ITEM 1.01. ENTRY INTO A MATERIAL DEFINITIVE AGREEMENT.
On November 9, 2021, Oncor Electric Delivery Company LLC, a Delaware limited liability company (“Oncor”), entered into a sustainability-linked Revolving Credit Agreement (the “New Credit Agreement”) among Oncor, as borrower, the lenders from time to time party thereto (the “Lenders”), JPMorgan Chase Bank, N.A. (“JPMorgan”), as administrative agent for the Lenders and as swingline lender, the fronting banks from time to time parties thereto for letters of credit issued thereunder and the other financial institutions party thereto, including Citibank N.A. and Wells Fargo Securities, LLC, as co-sustainability structuring agents. Oncor intends to use the borrowings under the New Credit Agreement for working capital and other general corporate purposes.

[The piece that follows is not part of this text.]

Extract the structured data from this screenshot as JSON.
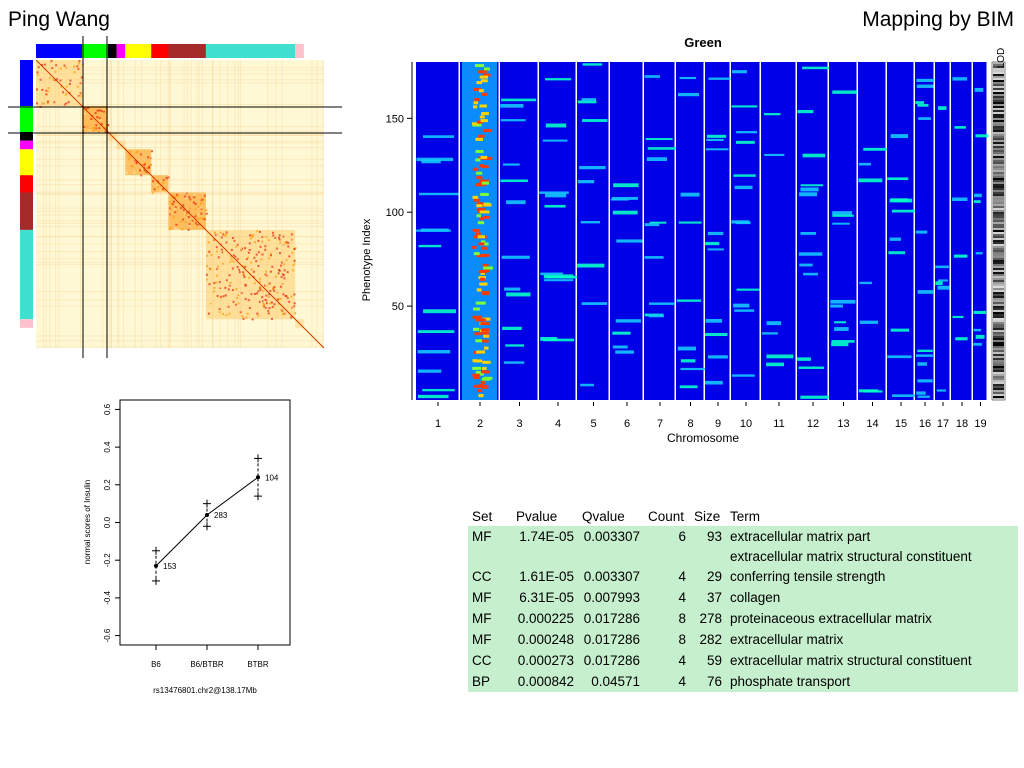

The New Credit Agreement provides for an unsecured revolving credit facility in an aggregate principal amount of up to $2.0 billion. The New Credit Agreement also contains a customary accordion feature allowing Oncor to request an increase of up to $400 million, in $100 million increments, provided certain conditions set forth in the New Credit Agreement are met. The New Credit Agreement has a five-year term expiring on November 9, 2026 and gives Oncor the option of extending the term for up to two additional one-year periods.
Loans under the New Credit Agreement bear interest at per annum rates equal to, at Oncor’s option, (i) adjusted LIBOR plus an applicable margin of between 0.875% and 1.500%, depending on certain credit ratings assigned to Oncor’s debt (the “Applicable Debt Ratings”), or (ii) an alternate base rate (equal to the higher of (1) the prime rate of JPMorgan, (2) the greater of the federal funds effective rate or the overnight bank funding rate, plus 0.50%, and (3) adjusted LIBOR plus 1.0%) plus an applicable margin of between 0.000% and 0.500%, depending on the Applicable Debt Ratings. Based on Oncor’s current debt ratings, its LIBOR-based borrowings will bear interest at LIBOR plus 1.000% and its alternate base rate borrowings will bear interest at the alternate base rate plus 0.000%. The New Credit Agreement provides for an alternative rate of interest upon the occurrence of certain events related to the phase out of LIBOR.
A commitment fee is payable quarterly in arrears and upon termination or commitment reduction at a rate per annum equal to between 0.075% and 0.225% (such spread shall depend on the Applicable Debt Ratings) of the commitments under the New Credit Agreement. Based on Oncor’s current Applicable Debt Ratings, its commitment fee will be 0.100%. Letter of credit fees under the New Credit Agreement are payable quarterly in arrears and upon termination at a rate per annum equal to the spread over adjusted LIBOR under the New Credit Agreement. Fronting fees in an amount as separately agreed by Oncor and any fronting bank that issues a letter of credit are also payable quarterly in arrears and upon termination to each such fronting bank.
The New Credit Agreement includes sustainability-linked pricing metrics related to specific environmental and employee health and safety sustainability objectives. The New Credit Agreement provides that the applicable margin and commitment fee may be increased, decreased or have no change depending on Oncor’s annual performance on the two sustainability-linked pricing metrics set forth in the New Credit Agreement. The maximum pricing adjustment in any given year is +/- 0.01% on the commitment fee and +/- 0.05% on the applicable margin.
The New Credit Agreement contains customary covenants for facilities of this type, restricting, subject to certain exceptions, Oncor and its subsidiaries from, among other things:
| • | | incurring additional liens; |
| • | | entering into mergers and consolidations; |
| • | | sales of substantial assets; and |
| • | | acquisitions and investments in subsidiaries. |
In addition, the New Credit Agreement requires that Oncor maintain a maximum consolidated senior debt to capitalization ratio of 0.65 to 1.00 and observe certain customary reporting requirements and other affirmative covenants.
The New Credit Agreement also contains customary events of default for facilities of this type, the occurrence of which would allow the Lenders to accelerate all outstanding loans and terminate their commitments, including certain changes in control of Oncor that are not permitted transactions under the New Credit Agreement and cross-default provisions in the event Oncor or any of its subsidiaries defaults on indebtedness in a principal amount in excess of $100 million or receives judgments for the payment of money in excess of $100 million that are not discharged or stayed within 60 days.